Was die Öffentlichkeit zu diesem Zeitpunkt noch nicht weiß: Die teils schwer verbrannten Überlebenden können in den Krankenhäusern von Bukarest nicht ausreichend versorgt werden, weil Materialien fehlen und spezielle sterile Räumlichkeiten. Statt die Lage wirklichkeitsgetreu zu bewerten, versprechen Behördenvertreter vor laufenden Kameras "eine Krankenhausbehandlung auf europäischen Standard", wohlwissend, dass sie im eigenen Land gar nicht möglich ist.

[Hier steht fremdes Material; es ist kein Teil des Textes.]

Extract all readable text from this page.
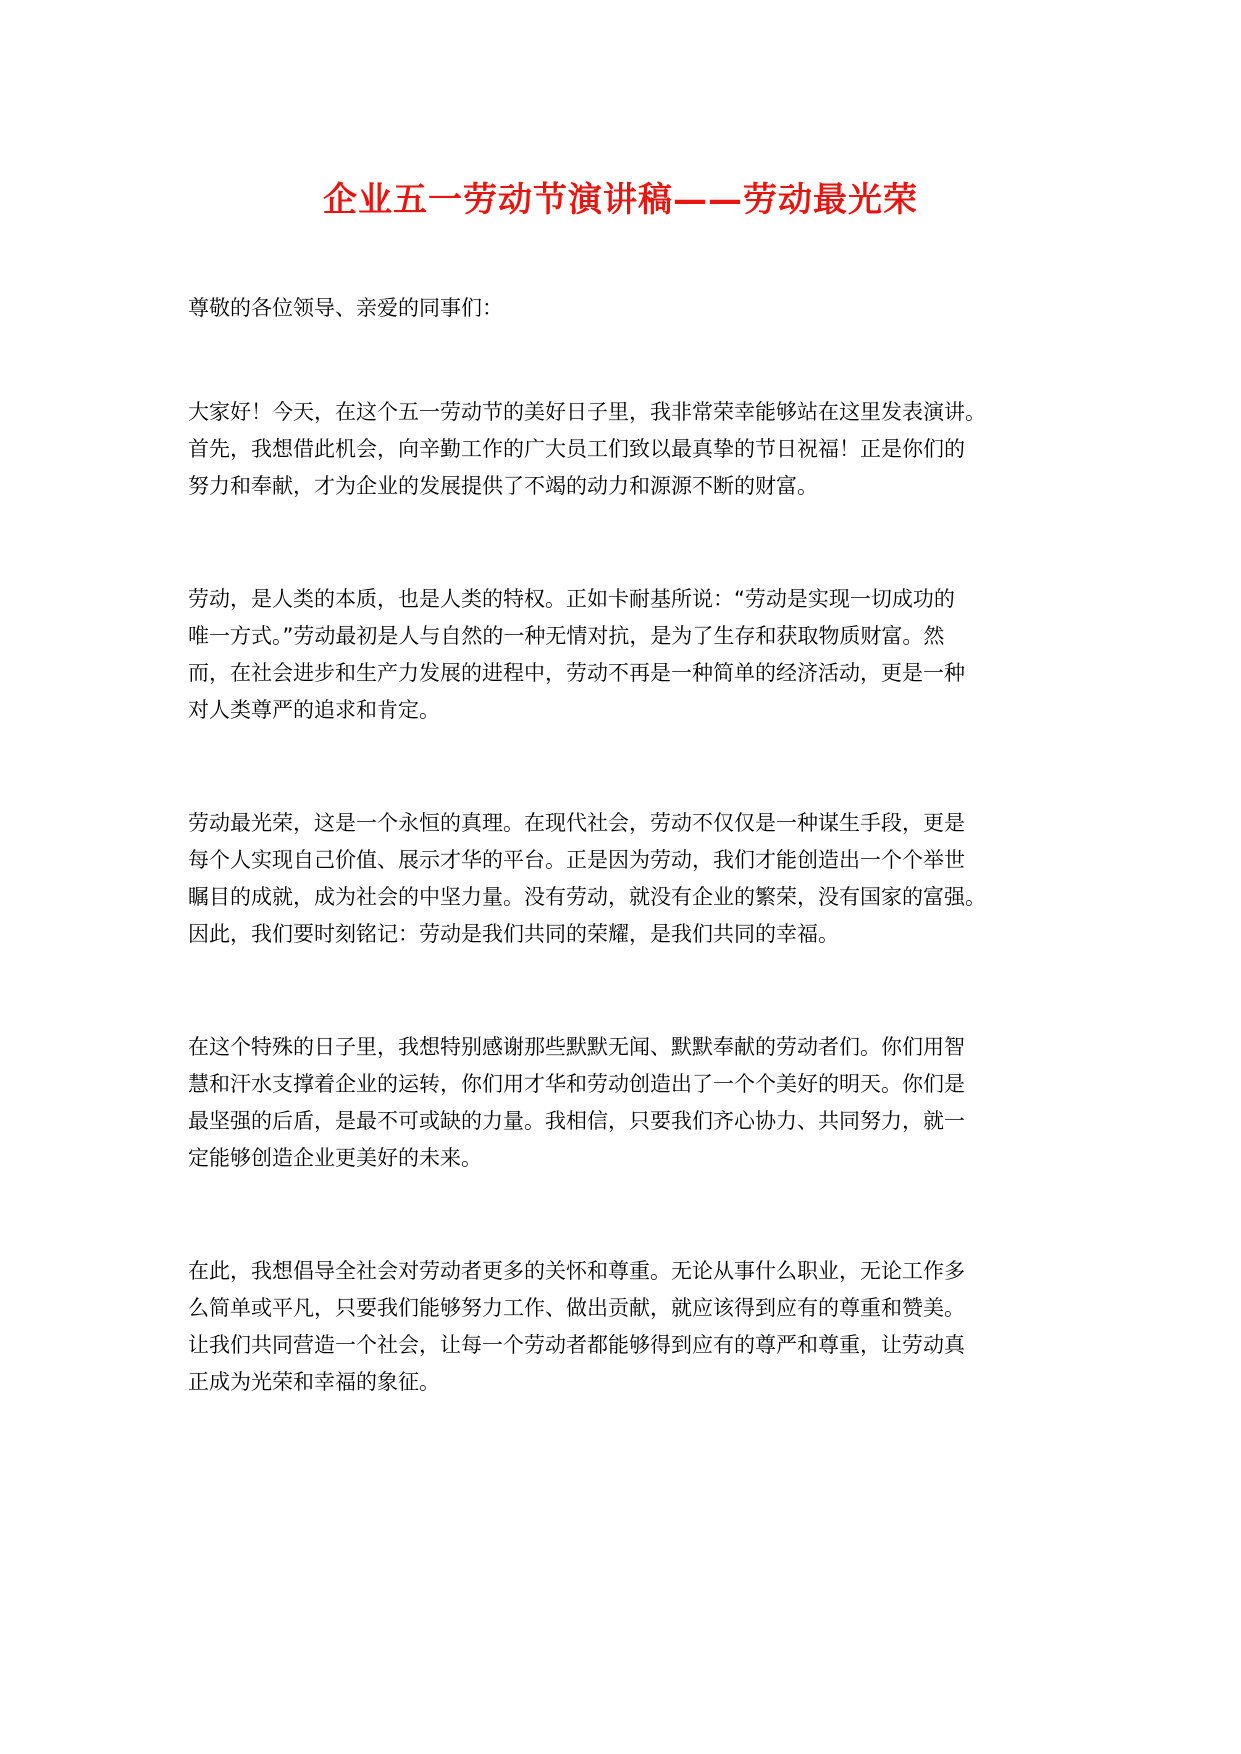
企业五一劳动节演讲稿——劳动最光荣

尊敬的各位领导、亲爱的同事们：

大家好！今天，在这个五一劳动节的美好日子里，我非常荣幸能够站在这里发表演讲。
首先，我想借此机会，向辛勤工作的广大员工们致以最真挚的节日祝福！正是你们的
努力和奉献，才为企业的发展提供了不竭的动力和源源不断的财富。

劳动，是人类的本质，也是人类的特权。正如卡耐基所说：“劳动是实现一切成功的
唯一方式。”劳动最初是人与自然的一种无情对抗，是为了生存和获取物质财富。然
而，在社会进步和生产力发展的进程中，劳动不再是一种简单的经济活动，更是一种
对人类尊严的追求和肯定。

劳动最光荣，这是一个永恒的真理。在现代社会，劳动不仅仅是一种谋生手段，更是
每个人实现自己价值、展示才华的平台。正是因为劳动，我们才能创造出一个个举世
瞩目的成就，成为社会的中坚力量。没有劳动，就没有企业的繁荣，没有国家的富强。
因此，我们要时刻铭记：劳动是我们共同的荣耀，是我们共同的幸福。

在这个特殊的日子里，我想特别感谢那些默默无闻、默默奉献的劳动者们。你们用智
慧和汗水支撑着企业的运转，你们用才华和劳动创造出了一个个美好的明天。你们是
最坚强的后盾，是最不可或缺的力量。我相信，只要我们齐心协力、共同努力，就一
定能够创造企业更美好的未来。

在此，我想倡导全社会对劳动者更多的关怀和尊重。无论从事什么职业，无论工作多
么简单或平凡，只要我们能够努力工作、做出贡献，就应该得到应有的尊重和赞美。
让我们共同营造一个社会，让每一个劳动者都能够得到应有的尊严和尊重，让劳动真
正成为光荣和幸福的象征。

37 Brandverletzte sterben in den Tagen danach auf den Intensivstationen an tödlichen Krankenhauskeimen und wegen fehlender Hygienestandards. Weitere Verletzte werden nach tagelangem Zögern in Krankenhäuser nach Westeuropa verlegt. Die Todesnachrichten treiben Tausende vor allem junge Demonstranten auf die Straße. Sie rufen Slogans wie "Korruption tötet", sie werfen der Regierung völliges Versagen im Umgang mit der Tragödie vor, sie zwingen die Führung schließlich zum Rücktritt.

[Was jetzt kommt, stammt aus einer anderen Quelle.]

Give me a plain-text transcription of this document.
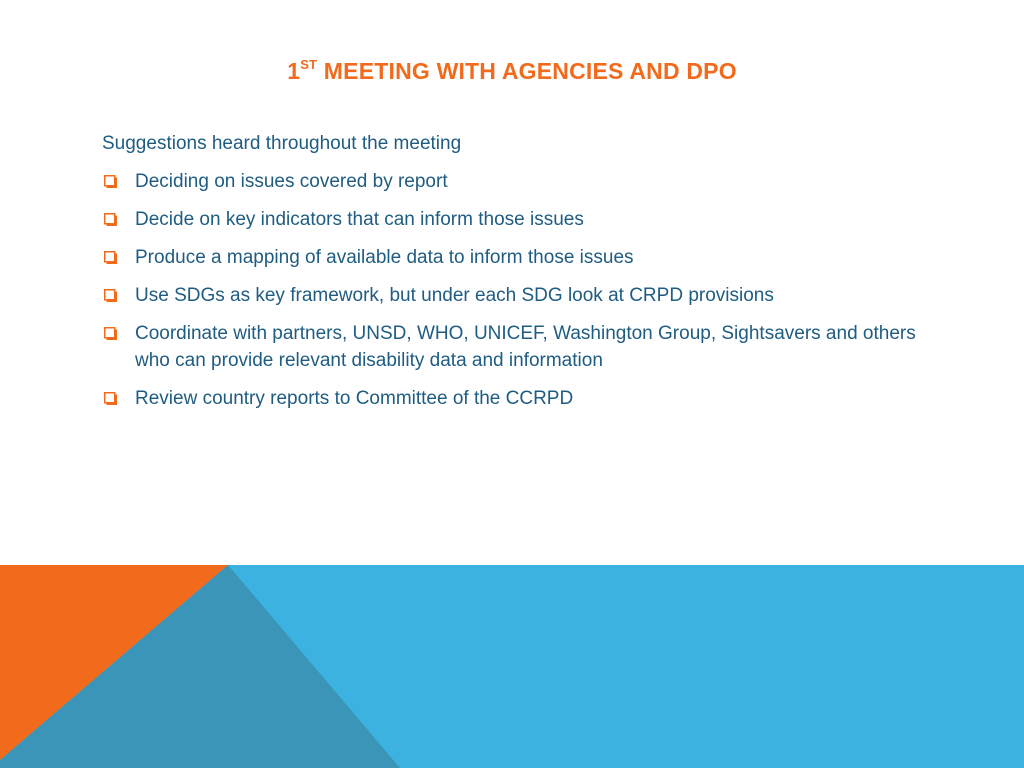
1ST MEETING WITH AGENCIES AND DPO
Suggestions heard throughout the meeting
Deciding on issues covered by report
Decide on key indicators that can inform those issues
Produce a mapping of available data to inform those issues
Use SDGs as key framework, but under each SDG look at CRPD provisions
Coordinate with partners, UNSD, WHO, UNICEF, Washington Group, Sightsavers and others who can provide relevant disability data and information
Review country reports to Committee of the CCRPD
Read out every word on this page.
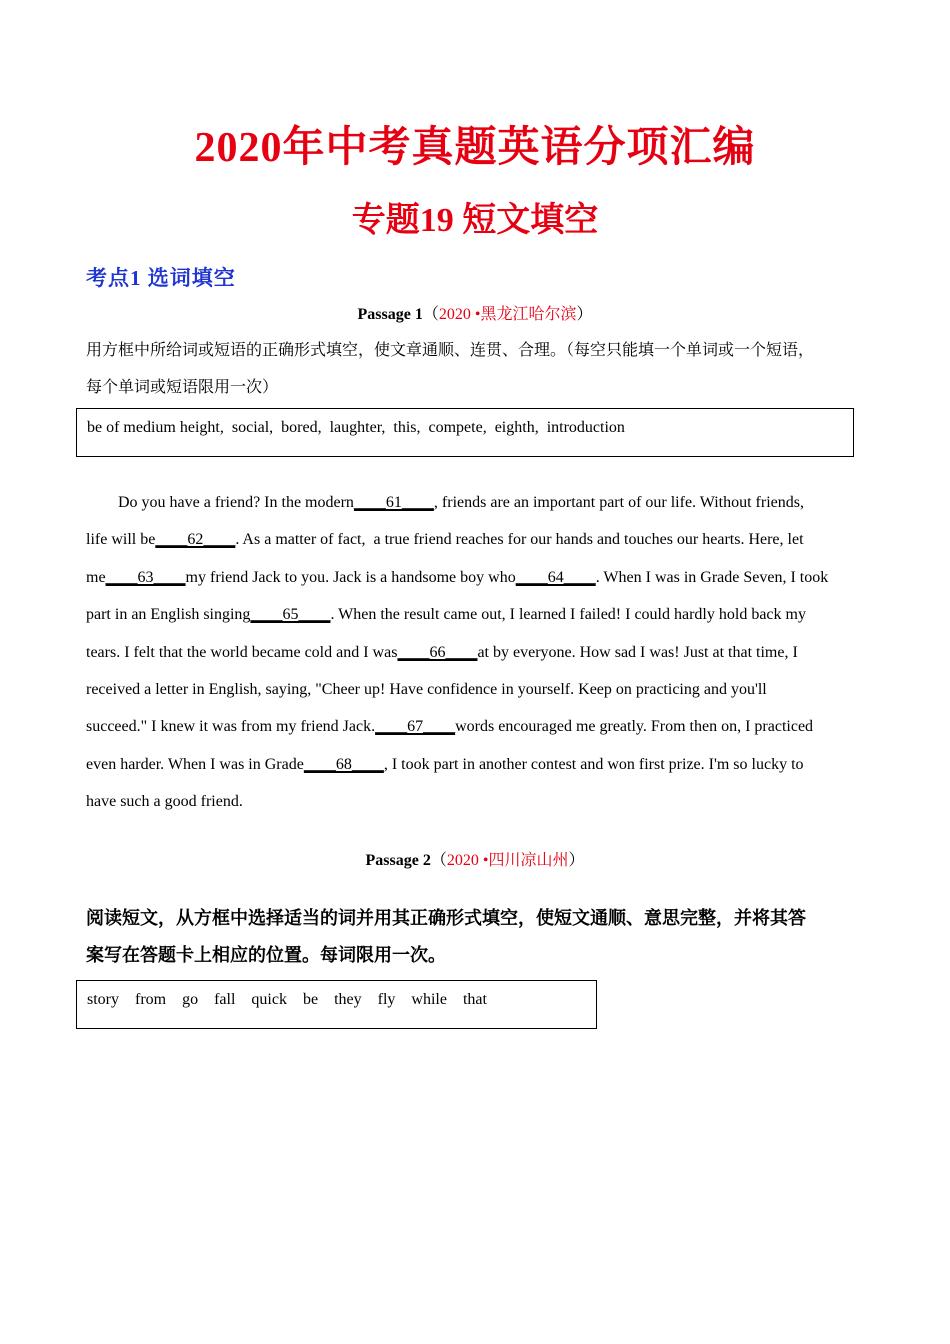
2020年中考真题英语分项汇编
专题19 短文填空
考点1 选词填空
Passage 1（2020 •黑龙江哈尔滨）
用方框中所给词或短语的正确形式填空，使文章通顺、连贯、合理。（每空只能填一个单词或一个短语，
每个单词或短语限用一次）
be of medium height,  social,  bored,  laughter,  this,  compete,  eighth,  introduction
Do you have a friend? In the modern____61____, friends are an important part of our life. Without friends,
life will be____62____. As a matter of fact,  a true friend reaches for our hands and touches our hearts. Here, let
me____63____my friend Jack to you. Jack is a handsome boy who____64____. When I was in Grade Seven, I took
part in an English singing____65____. When the result came out, I learned I failed! I could hardly hold back my
tears. I felt that the world became cold and I was____66____at by everyone. How sad I was! Just at that time, I
received a letter in English, saying, "Cheer up! Have confidence in yourself. Keep on practicing and you'll
succeed." I knew it was from my friend Jack.____67____words encouraged me greatly. From then on, I practiced
even harder. When I was in Grade____68____, I took part in another contest and won first prize. I'm so lucky to
have such a good friend.
Passage 2（2020 •四川凉山州）
阅读短文，从方框中选择适当的词并用其正确形式填空，使短文通顺、意思完整，并将其答
案写在答题卡上相应的位置。每词限用一次。
story    from    go    fall    quick    be    they    fly    while    that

Film "Kollektiv - Korruption tötet" Der rumäniendeutsche Filmemacher Alexander Nanau drehte gut 14 Monate lang für seinen Dokumentarfilm, der für zwei Oscars nominiert ist:

- in der Kategorie "Bester fremdsprachiger Film"
- in der Kategorie "Bester Dokumentarfilm".

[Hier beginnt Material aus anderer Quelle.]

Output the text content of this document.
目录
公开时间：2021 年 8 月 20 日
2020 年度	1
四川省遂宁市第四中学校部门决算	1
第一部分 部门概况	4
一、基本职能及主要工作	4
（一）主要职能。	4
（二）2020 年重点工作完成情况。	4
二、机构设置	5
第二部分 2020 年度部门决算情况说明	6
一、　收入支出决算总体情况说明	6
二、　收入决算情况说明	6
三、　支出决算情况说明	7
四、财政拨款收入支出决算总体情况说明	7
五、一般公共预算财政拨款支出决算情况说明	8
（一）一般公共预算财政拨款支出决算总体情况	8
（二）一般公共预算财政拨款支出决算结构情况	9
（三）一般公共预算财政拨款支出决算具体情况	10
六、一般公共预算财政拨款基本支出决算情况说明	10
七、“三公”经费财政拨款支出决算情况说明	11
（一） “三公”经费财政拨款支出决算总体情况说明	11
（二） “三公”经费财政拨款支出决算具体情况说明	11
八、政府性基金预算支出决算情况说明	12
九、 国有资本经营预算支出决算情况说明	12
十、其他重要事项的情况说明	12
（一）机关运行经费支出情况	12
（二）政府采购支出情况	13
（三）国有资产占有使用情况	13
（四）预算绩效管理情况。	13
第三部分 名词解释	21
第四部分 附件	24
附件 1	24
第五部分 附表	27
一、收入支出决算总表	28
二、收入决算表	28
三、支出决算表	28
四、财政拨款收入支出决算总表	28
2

Der Film ist noch bis Montag in der ARD-Mediathek abrufbar. An der Produktion war auch der MDR beteiligt.

Patienten-Transfer ins Ausland

Mariana Oprea gehört in jenen turbulenten Tagen zu den Patienten, die ausgeflogen werden. Die Ärzte eines Wiener Krankenhauses diagnostizieren multiresistente Krankenhauskeime, die durch offenen Wunden ihrer Hände schon in die Knochen gewandert sind. Sie können die Infektion stoppen, doch müssen sie ihr sieben von zehn Fingern abnehmen. "Es war ein Schock für mich", sagt Mariana Oprea. Ihr Oberkörper ist mit Brandnarben übersät, sie haben die Form ihres Kleides, das sie beim Konzertabend getragen hatte. In einer Szene des Dokumentarfilms sagt sie, sie habe keine andere Wahl, als nach vorne zu sehen. Sie spielt keine Filmrolle, es ist ihr Leben, dass die Kamera da einfängt.

Mariana Oprea
Mariana Oprea war am 30. Oktober 2015 im Bukarester Musikclub "Colectiv" mit rund 400 anderen Besuchern. Sie konnte dem Feuer im Saal entkommen, mit schweren Brandwunden. Bildrechte: Mariana Oprea

Zurück in den Alltag gekämpft

Was, wenn Mariana Oprea ein Gurkenglas öffnen will oder die Einkaufstaschen tragen muss? Ohne die Hilfe ihrer Mutter, bei der sie lebt, käme die 34-Jährige nicht durch den Alltag. Es gibt Dinge, die ihr nie kompliziert vorkamen, wie Knöpfe schließen oder einen Reißverschluss. Ihr gelingt es jetzt mit drei Fingern, "auch wenn ich über ein Jahr dafür trainiert habe", sagt sie.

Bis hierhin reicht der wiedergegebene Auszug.